Em um mercado onde produtos parecem durar cada vez menos, pesquisa revela que a maioria dos consumidores desiste de reclamar por defeitos, mesmo com uma lei consistente, levantando questões sobre a efetividade da garantia contra a obsolescência. Um levantamento da Associação Brasileira de Defesa do Consumidor (Proteste) nos 35 anos do Código de Defesa do Consumidor (CDC) mostrou que 57% dos consumidores brasileiros já recorreram à legislação, a maioria (46%) por conta de produtos com defeito.
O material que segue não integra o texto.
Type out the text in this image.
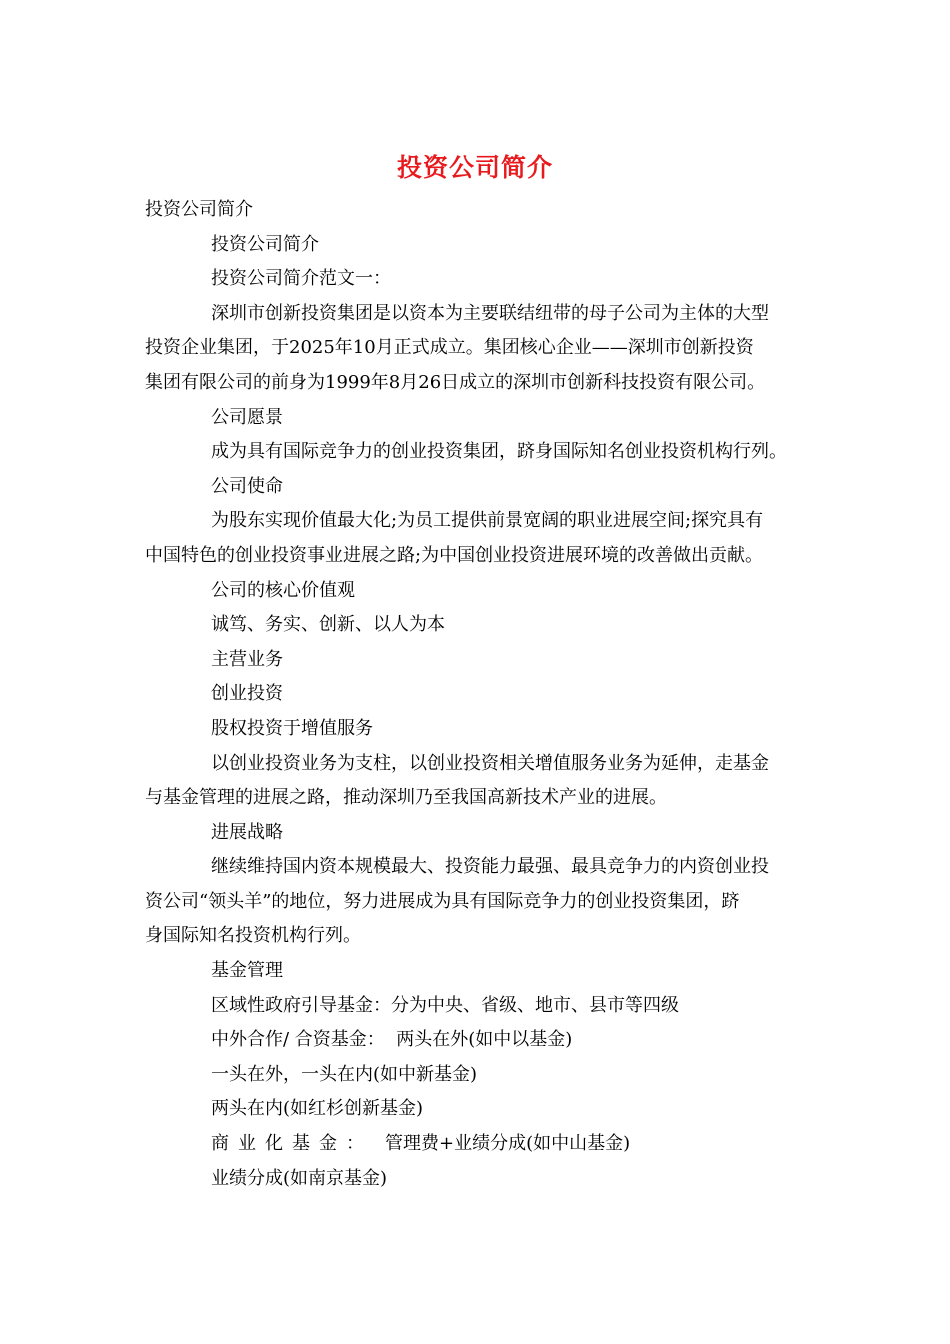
投资公司简介
投资公司简介
投资公司简介
投资公司简介范文一：
深圳市创新投资集团是以资本为主要联结纽带的母子公司为主体的大型
投资企业集团，于2025年10月正式成立。集团核心企业——深圳市创新投资
集团有限公司的前身为1999年8月26日成立的深圳市创新科技投资有限公司。
公司愿景
成为具有国际竞争力的创业投资集团，跻身国际知名创业投资机构行列。
公司使命
为股东实现价值最大化;为员工提供前景宽阔的职业进展空间;探究具有
中国特色的创业投资事业进展之路;为中国创业投资进展环境的改善做出贡献。
公司的核心价值观
诚笃、务实、创新、以人为本
主营业务
创业投资
股权投资于增值服务
以创业投资业务为支柱，以创业投资相关增值服务业务为延伸，走基金
与基金管理的进展之路，推动深圳乃至我国高新技术产业的进展。
进展战略
继续维持国内资本规模最大、投资能力最强、最具竞争力的内资创业投
资公司“领头羊”的地位，努力进展成为具有国际竞争力的创业投资集团，跻
身国际知名投资机构行列。
基金管理
区域性政府引导基金：分为中央、省级、地市、县市等四级
中外合作/ 合资基金：  两头在外(如中以基金)
一头在外，一头在内(如中新基金)
两头在内(如红杉创新基金)
商业化基金： 管理费+业绩分成(如中山基金)
业绩分成(如南京基金)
No entanto, o mesmo estudo, com 1.200 entrevistados, aponta que 70% já deixaram de exigir seus direitos, principalmente por considerar os processos demorados (56%), por falta de informação (36%) ou por achar que o prejuízo não compensa o esforço (30%).
De acordo com Eduardo Ariente, professor de Direito do Consumidor, o CDC estabelece uma garantia legal de 90 dias para defeitos, contados da data de recebimento do produto. O principal impasse, no entanto, está nos "vícios ocultos", defeitos que surgem após o uso e não são perceptíveis de início. "Para esses casos, o prazo de reclamação também é de 90 dias, mas passa a contar a partir do momento em que o problema é descoberto, o que, frequentemente, carece de certeza e comprovação", explica. Ele destaca que, embora a lei obrigue o fornecedor a consertar, esse dever não é definido de forma precisa na prática.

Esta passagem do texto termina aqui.